J’habite Montréal où il n’est pas rare de manger un burger à la table à côté des membres du groupe au Sparrow. C’est peut-être dû à cette proximité, j’ai l’impression qu’ici dans la ville adoptive du groupe, on vit depuis quelques semaines le buzz médiatique de façon beaucoup plus intense que dans le reste du monde. Si vous trouvez la petite Brooklyn excitée, mon Montréal est en feu!
Depuis la première affiche aperçue dans Soho, la machine à rumeurs du petit village s’est activée et l’équipe marketing derrière le groupe a tenu une stratégie efficace où les petits filets d’informations se transformaient en tempête de questions et de suppositions par les fans et les moins fans. En quelques semaines, plusieurs personnes ont souffert d’une overdose 2.0.
Personne n’avait entendu l’album que plusieurs avaient l’impression d’en avoir vu assez. (Sauf moi bien entendu.)
L’image. Voir Arcade Fire. Pour cette stratégie musicale, tout passe par l’image. À se demander si on ne lui donnait pas une signification plus forte que la musique.
Le contrôle de l’image
La campagne débute avec un logo Reflektor (la suite logique aux Identiks) vers la fin de l’été afin de préparer la table et de réchauffer la machine à rumeur.
On confirme quelques semaines plus tard, le lien entre le groupe et Reflektor en annonçant un événement le 9 septembre à 21h à l’aide d’affiches grandioses disposées à des endroits stratégiques (des endroits où les passants branchés sont sujets à partager l’information).
Début septembre, l’image d’un disque vinyle de Reflektor fait son apparition en ligne où l’on semble proposer un long jeu de 14 chansons plutôt qu’un simple. Je ne serais pas surpris que l’équipe ait fait couler cette info afin de continuer la lancée sur laquelle elle était: faire jaser par l’image!
Malheureusement, une version de la chanson se retrouve en ligne le 6 septembre. Premier contact auditif avec le nouveau projet du groupe. On comprend alors que le long jeu est un canular et on confirme l’apparition de David Bowie. Ce n’était pas prévu dans la stratégie.
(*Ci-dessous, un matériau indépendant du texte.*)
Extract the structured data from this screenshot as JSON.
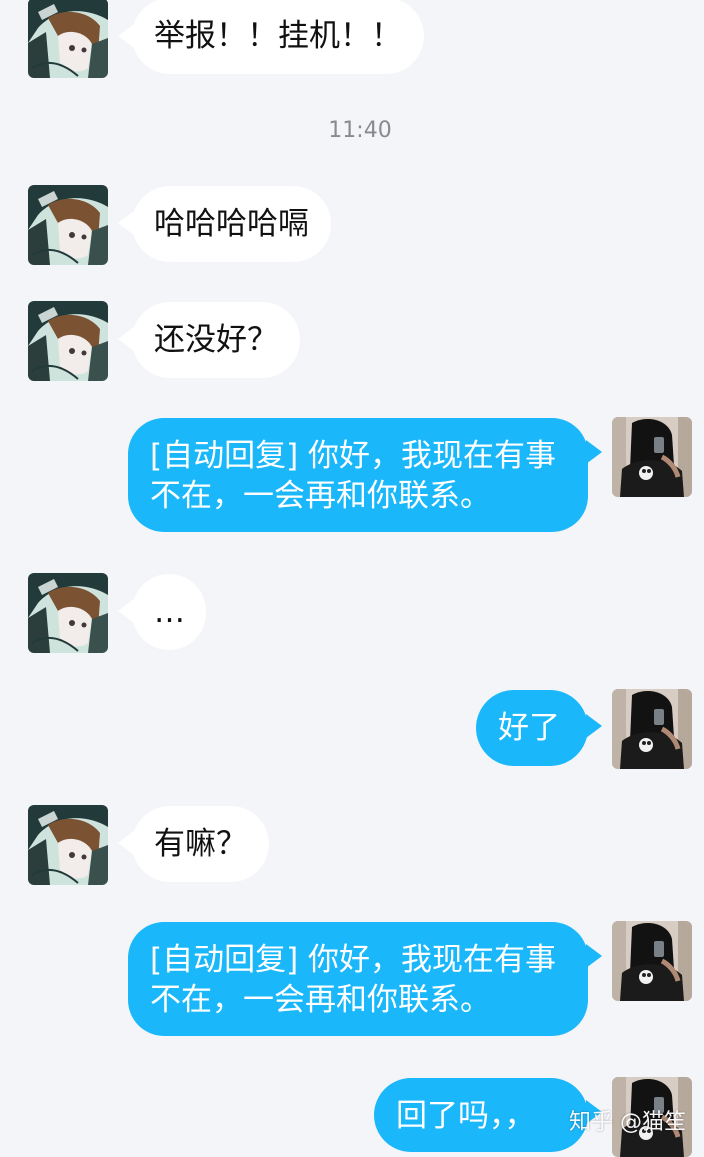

Même si on annonçait le coup d’éclat pour 21h, Arcade Fire a pris soin de surprendre en sortant non pas une, mais deux vidéos pour la pièce quelques heures avant la soirée. Ce qui confirme que dans le plan, on tenait fortement à ne pas laisser vivre la musique sans qu’une image y soit associée.
L’annonce d’un spectacle surprise le soir même à la Salsathèque est aussi un chapitre important de la stratégie. Environ 300 personnes déguisées longent le trottoir pendant de longues heures. L’image est forte. Le lendemain, les chanceux qui ont assisté au spectacle cherchent les mots pour décrire la musique, mais arrive très bien à décrire l’ambiance, les déguisements et la décoration de la salle. Les critiques sont généreuses, comme le groupe qui offre trois soirs de spectacles aux Montréalais.
On apprend quelques semaines plus tard que le spectacle généreux c’est un build up pour une émission spéciale diffusée après le premier SNL de la saison. On nous ouvre finalement les portes de la Salsathèque. Même si on constate très bien que les prestations n’ont pas été enregistrées devant les 300 personnes chanceuses. L’expérience visuelle ultime, c’est le spectacle secret qui nous est finalement révélé.
La semaine dernière, l’album du groupe se retrouve malheureusement sur Internet. L’équipe était prête et attendait ce moment pour mettre en ligne l’album complet sous forme de vidéo vide où des images fortes servaient de support visuel aux 13 chansons. Encore ici, on ne laisse pas de musique sans visuel.
Nous sommes dans une période où la vente d’album est difficile même pour un groupe de cette envergure. On mise sur les spectacles, sur l’expérience, sur la rareté. Ici le groupe s’est donné le défi de vendre des billets et ils vont en vendre une tonne. Simplement parce que les gens ne vont pas acheter des billets pour aller voir Arcade Fire sur scène, ils vont acheter des billets pour un carnaval avec Arcade Fire. La plus-value est ÉNORME. Attendez-vous à ce que le prix d’entrée d’un carnaval soit plus élevé que celui d’un spectacle.
Marketing is all about fun. Vous en avez peut-être trop vu d’Arcade Fire dans les dernières semaines, mais plusieurs d’entre vous irez danser déguiser si vous en avez la chance. Image, histoire, rareté, partage et bien sur, de la bonne musique.